Based out of Melbourne, Florida and Kansas City, Missouri, STS Mod Center and STS AeroMod have perfected the installation process of high-speed connectivity solutions across all commercial aircraft types.

“Each connectivity package we do, regardless of aircraft type, takes about three days to complete. That’s fast,” says Daniel Burgess, Senior Vice President of STS AeroMod. “And given our team's ability to deploy mobile, rapid-response teams across all corners of the world, we are now completing about 70 aircraft installations per month.”

Low TAT's and rapid product rollout is what it’s all about for STS, and customers all over the world are starting to take notice.

In addition to servicing both top-tier and low-cost carriers across North America and Europe, STS Mod Center and STS AeroMod are also working with clients on the ground in Asia and the Middle East.

Leonardo signs Term Loan Facility of €500 million

Leonardo has signed a new Term Loan Facility with a pool of domestic and international banks for the purpose of refinancing existing debt.

The credit line amounts to €500 million and has a maturity of 5 years. It’s terms include the payment of 110 basis points above 6 months Euribor and the bullet redemption of a total amount at maturity.

This credit line is in accordance with the terms and conditions of the Revolving Credit Facility (renogotiated on 2018 February), and is under English Law.

Alessandro Profumo, CEO of Leonardo, commented: “The signing of this Term Loan Facility is a sign of us of implementing our disciplined financial strategy. It means we can also reduce further the group’s financial charges, in line with Industrial Plan targets. The current market conditions have enabled us to take advantage of this form of refinancing. We’ve achieved a successful refinancing, signed by 13 banks, and oversubscribed for more than double the requested amount. It confirms the interest of the market, and allows us to better diversify our funding sources”.

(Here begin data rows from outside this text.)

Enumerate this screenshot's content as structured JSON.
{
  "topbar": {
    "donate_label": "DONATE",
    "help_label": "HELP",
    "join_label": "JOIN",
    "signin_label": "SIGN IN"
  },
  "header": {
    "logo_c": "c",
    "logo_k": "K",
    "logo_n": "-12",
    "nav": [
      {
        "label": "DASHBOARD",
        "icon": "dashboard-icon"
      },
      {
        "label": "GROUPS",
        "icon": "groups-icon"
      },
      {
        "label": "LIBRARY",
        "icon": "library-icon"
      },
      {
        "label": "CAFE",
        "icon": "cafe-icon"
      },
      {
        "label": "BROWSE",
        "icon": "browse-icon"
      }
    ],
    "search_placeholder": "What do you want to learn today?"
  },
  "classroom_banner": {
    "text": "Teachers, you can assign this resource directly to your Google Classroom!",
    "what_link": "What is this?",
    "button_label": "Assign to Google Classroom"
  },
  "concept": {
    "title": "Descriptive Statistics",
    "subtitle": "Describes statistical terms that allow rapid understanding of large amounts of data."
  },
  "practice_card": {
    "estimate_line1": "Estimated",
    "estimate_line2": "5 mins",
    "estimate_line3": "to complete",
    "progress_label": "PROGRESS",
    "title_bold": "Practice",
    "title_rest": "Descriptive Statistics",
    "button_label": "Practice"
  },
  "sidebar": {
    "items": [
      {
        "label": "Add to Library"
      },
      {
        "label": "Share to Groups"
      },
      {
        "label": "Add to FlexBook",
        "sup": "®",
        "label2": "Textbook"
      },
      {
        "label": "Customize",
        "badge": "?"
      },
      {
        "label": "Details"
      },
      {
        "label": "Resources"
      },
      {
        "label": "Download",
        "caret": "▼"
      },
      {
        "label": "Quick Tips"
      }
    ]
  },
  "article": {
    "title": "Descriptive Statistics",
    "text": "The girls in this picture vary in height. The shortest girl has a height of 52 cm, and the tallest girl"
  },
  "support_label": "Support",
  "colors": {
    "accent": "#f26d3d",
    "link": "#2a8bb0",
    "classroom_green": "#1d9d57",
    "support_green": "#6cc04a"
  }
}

AirAsia Group posts third quarter 2018 revenue of RM2.61 billion

AirAsia Group has posted third quarter 2018 revenue of RM2.61 billion, up 7% year-on-year from RM2.45 billion in the same quarter in 2017. Revenue growth was supported by a healthy load factor of 82% and 9% increase in passengers carried recording 10.80 million pax as compared to the same quarter last year.

Net operating profit achieved RM124.9 million despite much higher overall costs in fuel.

Operating cash flow for the quarter under review was at RM1.63 billion, while net cash flow was reported at RM2.57 billion resulting from the proceeds of the aircraft disposal transaction.